My last thought on ingredients is that sometimes we get so caught up in checking for “nasties” we forget to check to check the product has any beneficial ingredients for the skin, look for ingredients that your skin enjoys and that are suitable for purpose, that is half the battle.

Look for ethical sourcing and packaging:

Ingredient’s are of course really important to me when choosing my products but they are not the only factor that I consider important, a brand can produce a 100% natural product but it may not be sourced in an ethical or sustainable manner. The brands that I trust and go back to again and again take all aspects of their product development into account, they often also support charitable causes too.

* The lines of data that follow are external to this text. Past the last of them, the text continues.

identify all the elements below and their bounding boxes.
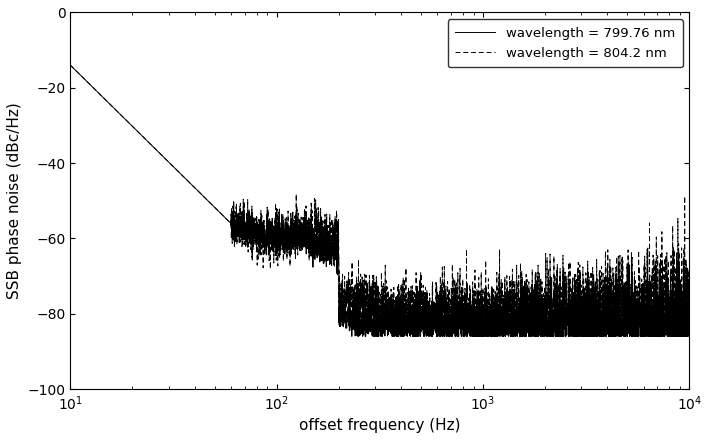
wavelength = 799.76 nm [303, 227, 311, 232]
wavelength = 799.76 nm [685, 334, 693, 339]
Legend: wavelength = 799.76 nm, wavelength = 804.2 nm: wavelength = 799.76 nm, wavelength = 804… [447, 19, 683, 67]
Y-axis label: SSB phase noise (dBc/Hz): SSB phase noise (dBc/Hz) [7, 103, 22, 299]
wavelength = 804.2 nm [303, 220, 311, 226]
wavelength = 804.2 nm [575, 272, 584, 277]
wavelength = 804.2 nm [685, 323, 693, 328]
X-axis label: offset frequency (Hz): offset frequency (Hz) [299, 418, 461, 433]
wavelength = 799.76 nm [469, 298, 477, 304]
wavelength = 799.76 nm [528, 326, 537, 331]
wavelength = 804.2 nm [179, 173, 187, 179]
wavelength = 804.2 nm [66, 62, 74, 68]
wavelength = 799.76 nm [347, 334, 356, 339]
wavelength = 799.76 nm [437, 306, 446, 311]
Line: wavelength = 804.2 nm: wavelength = 804.2 nm [70, 65, 689, 325]
wavelength = 799.76 nm [66, 62, 74, 68]
wavelength = 799.76 nm [179, 173, 187, 179]
wavelength = 804.2 nm [528, 323, 537, 328]
wavelength = 804.2 nm [335, 323, 343, 328]
wavelength = 804.2 nm [437, 301, 446, 307]
wavelength = 804.2 nm [469, 297, 477, 303]
Line: wavelength = 799.76 nm: wavelength = 799.76 nm [70, 65, 689, 336]
wavelength = 799.76 nm [575, 334, 584, 339]
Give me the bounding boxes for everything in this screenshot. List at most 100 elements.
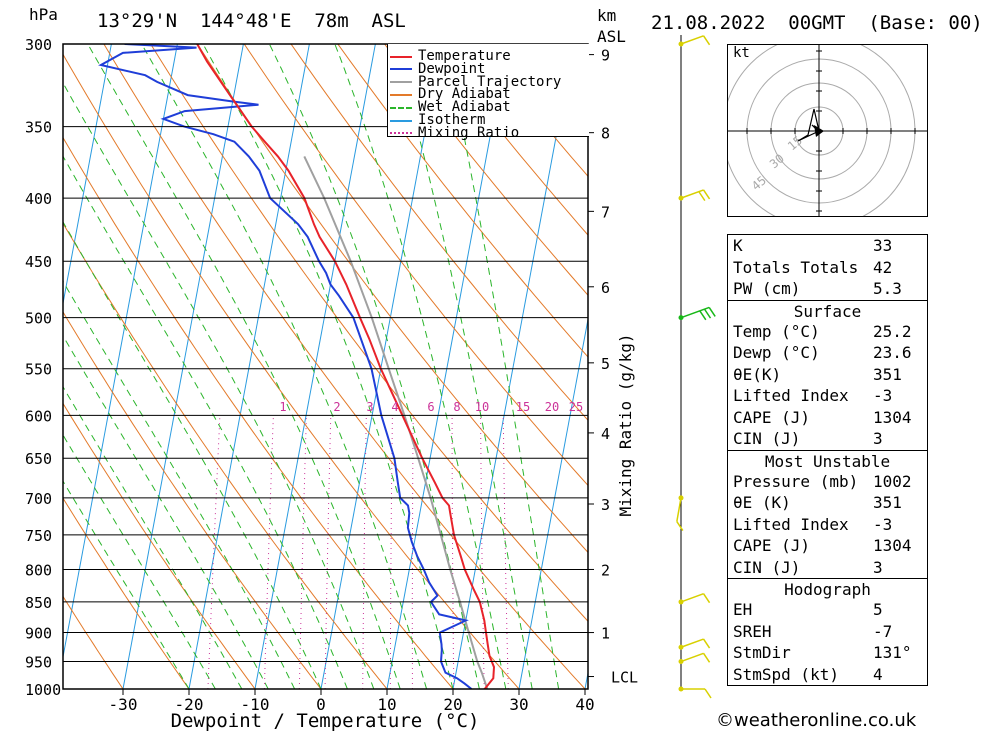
mu-index-label: θE (K) bbox=[733, 493, 791, 512]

Packaging should be as close to 100% percent recyclable as possible, some brands you can return the packaging to the brand itself for recycling, others you can just recycle normally as you would your food packaging.

Re-use and Up Cyle where possible, I re-use glass dropper bottles, jars and spray bottles when making my own products, there is no need to put everything in the bin, sometimes it is nice to give something an alternative use. I also up-cycle my empty glass candle holders for storing make-up brushes and lip products, they look great and are practical too.

Start with your most used items:

In terms of which products to switch first I believe it is products that you apply on a daily basis and which are absorbed into the skin that are most important to switch. Those are body lotion and moisturiser for most people, they are also really easy to switch because they are products that the natural brands do just as well or better than conventional products.

As already mentioned shower gels shampoos and other foaming products can be an issue especially if you have certain skin conditions such as eczema and psoriasis, so I would look at those next. Swap one thing at a time as your conventional products run out that way you can research brands and products to avoid wasting money on products that are wrong for you.

I have found blog reviews invaluable when switching products, it is always nice to hear other people’s experience with a product and I have found some great brands through my reading list and for that I am really grateful.

Lastly I think we have to accept that all our choices have an impact both on us and the planet, it is impossible to tread on this earth with out making a mark, but if we all try and tread as lightly as possible we can make a difference.

Feel free to share any of your personal tips or information about switching products in the comments, it is always nice to hear what other people think.